When you OCR use the following settings:
- Primary Language: English
- PDF Output Style: Searchable Image (exact)

The file will be slightly bigger, but it will look exactly like it does now.
Lady Cygnus
Registered: Mar 17 2009
Posts: 19
shf781 wrote:
It is marked by about 75 different bookmarks. Once I went through the document and added headers/footers, comments, sticky notes and circles, I OCR'd it. After I OCR'd it I saved it.
As a suggestion (since this isn't quite clear), I would suggest never saving over your original file after an ocr. Rename it with "ocr" or something, or at the very least keep an original backup.

1. If you have not saved over the pre-ocr file, simply run the ocr on that file again.
2. If you have saved over the pre-ocr file and can get the original (pre-notes file) then you can do the following:

- In messed up OCR PDF > Comments > Export Comments to Data File > Save
- Check the original PDF for page consistency (did you delete any pages when adding comments, etc)
- Resave the Original PDF as a different name (ie: Test - just to be cautious)
- In Test PDF > Comments > Import Comments > File you just savedYou'll now have all your comments back in (this will include all circle, pencil marks and sticky notes). I think you'll need to add the headers/footers back in by hand - but I don't work with those.

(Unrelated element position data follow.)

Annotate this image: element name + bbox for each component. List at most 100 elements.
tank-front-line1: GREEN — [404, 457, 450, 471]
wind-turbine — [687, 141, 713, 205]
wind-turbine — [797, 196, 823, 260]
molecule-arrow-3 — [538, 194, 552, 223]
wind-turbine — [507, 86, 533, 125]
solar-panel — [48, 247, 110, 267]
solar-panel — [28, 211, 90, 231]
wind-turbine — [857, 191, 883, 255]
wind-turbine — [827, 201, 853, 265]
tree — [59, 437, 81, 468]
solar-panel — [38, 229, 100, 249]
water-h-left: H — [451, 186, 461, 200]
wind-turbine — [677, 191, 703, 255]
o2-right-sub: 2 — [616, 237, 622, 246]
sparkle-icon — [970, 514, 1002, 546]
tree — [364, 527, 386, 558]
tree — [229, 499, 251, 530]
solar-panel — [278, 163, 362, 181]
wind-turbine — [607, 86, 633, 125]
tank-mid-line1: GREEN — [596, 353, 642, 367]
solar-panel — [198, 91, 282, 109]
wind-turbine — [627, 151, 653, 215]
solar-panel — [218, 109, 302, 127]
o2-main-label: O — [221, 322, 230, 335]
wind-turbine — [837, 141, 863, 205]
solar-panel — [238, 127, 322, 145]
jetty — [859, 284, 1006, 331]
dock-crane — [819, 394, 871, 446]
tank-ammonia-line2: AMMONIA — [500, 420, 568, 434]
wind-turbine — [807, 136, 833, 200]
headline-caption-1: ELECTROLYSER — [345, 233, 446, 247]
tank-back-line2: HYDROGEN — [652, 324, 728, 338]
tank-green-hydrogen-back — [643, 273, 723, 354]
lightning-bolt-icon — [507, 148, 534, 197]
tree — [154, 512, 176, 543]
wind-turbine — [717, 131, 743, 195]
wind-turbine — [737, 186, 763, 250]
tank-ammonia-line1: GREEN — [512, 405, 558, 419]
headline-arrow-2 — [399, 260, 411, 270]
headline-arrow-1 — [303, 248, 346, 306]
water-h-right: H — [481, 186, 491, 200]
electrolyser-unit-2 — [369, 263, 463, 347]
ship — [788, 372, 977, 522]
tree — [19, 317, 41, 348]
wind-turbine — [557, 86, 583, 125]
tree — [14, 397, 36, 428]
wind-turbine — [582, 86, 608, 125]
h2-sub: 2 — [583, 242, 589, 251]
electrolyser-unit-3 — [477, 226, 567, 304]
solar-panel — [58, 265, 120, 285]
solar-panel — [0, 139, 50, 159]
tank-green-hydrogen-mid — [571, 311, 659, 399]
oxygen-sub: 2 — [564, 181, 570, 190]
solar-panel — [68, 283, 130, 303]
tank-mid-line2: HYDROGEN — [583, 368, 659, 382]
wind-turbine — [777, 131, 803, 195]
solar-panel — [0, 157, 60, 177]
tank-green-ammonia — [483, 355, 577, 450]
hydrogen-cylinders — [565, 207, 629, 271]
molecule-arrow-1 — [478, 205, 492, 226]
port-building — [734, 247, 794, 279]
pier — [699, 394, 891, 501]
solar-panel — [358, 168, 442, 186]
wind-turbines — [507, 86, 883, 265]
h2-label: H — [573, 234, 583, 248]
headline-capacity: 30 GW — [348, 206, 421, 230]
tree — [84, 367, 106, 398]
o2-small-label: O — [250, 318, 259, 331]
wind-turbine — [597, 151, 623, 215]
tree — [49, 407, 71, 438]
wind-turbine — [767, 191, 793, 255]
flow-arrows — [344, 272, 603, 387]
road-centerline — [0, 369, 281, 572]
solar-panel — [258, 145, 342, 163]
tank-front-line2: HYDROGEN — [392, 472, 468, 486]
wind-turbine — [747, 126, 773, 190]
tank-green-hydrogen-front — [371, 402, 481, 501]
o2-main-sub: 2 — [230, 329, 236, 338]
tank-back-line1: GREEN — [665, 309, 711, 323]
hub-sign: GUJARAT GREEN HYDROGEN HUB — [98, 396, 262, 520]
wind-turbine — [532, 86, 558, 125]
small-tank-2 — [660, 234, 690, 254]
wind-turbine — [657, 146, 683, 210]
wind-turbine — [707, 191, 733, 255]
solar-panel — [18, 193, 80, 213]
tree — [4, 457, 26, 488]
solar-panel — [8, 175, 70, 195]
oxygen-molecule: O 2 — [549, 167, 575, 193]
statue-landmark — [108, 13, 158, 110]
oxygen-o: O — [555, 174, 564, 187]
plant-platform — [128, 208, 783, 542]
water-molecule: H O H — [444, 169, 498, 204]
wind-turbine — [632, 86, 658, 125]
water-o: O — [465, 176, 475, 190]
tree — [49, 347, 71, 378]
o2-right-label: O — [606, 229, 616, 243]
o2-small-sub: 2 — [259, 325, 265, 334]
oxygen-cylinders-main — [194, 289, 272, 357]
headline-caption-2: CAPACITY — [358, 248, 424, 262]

3. If you don't have an original and want to "undo" the bad OCR...I don't know of a way that can be done.
shf781
Registered: Mar 8 2009
Posts: 6
Thank you Lady Cygnus. I've put the document back together using a previously saved copy to replace my mysteriously white pages.

I was not aware of the "exact" image setting. That's what I would want anyway and assumed that's what I was getting...

Thanks Again!
rbogie
Registered: Apr 28 2008
Posts: 432
its advisable to apply OCR before all the other stuff. also you can remove OCR'd hidden text with the examine document tool (menu document > examine document). Save a backup and experiment.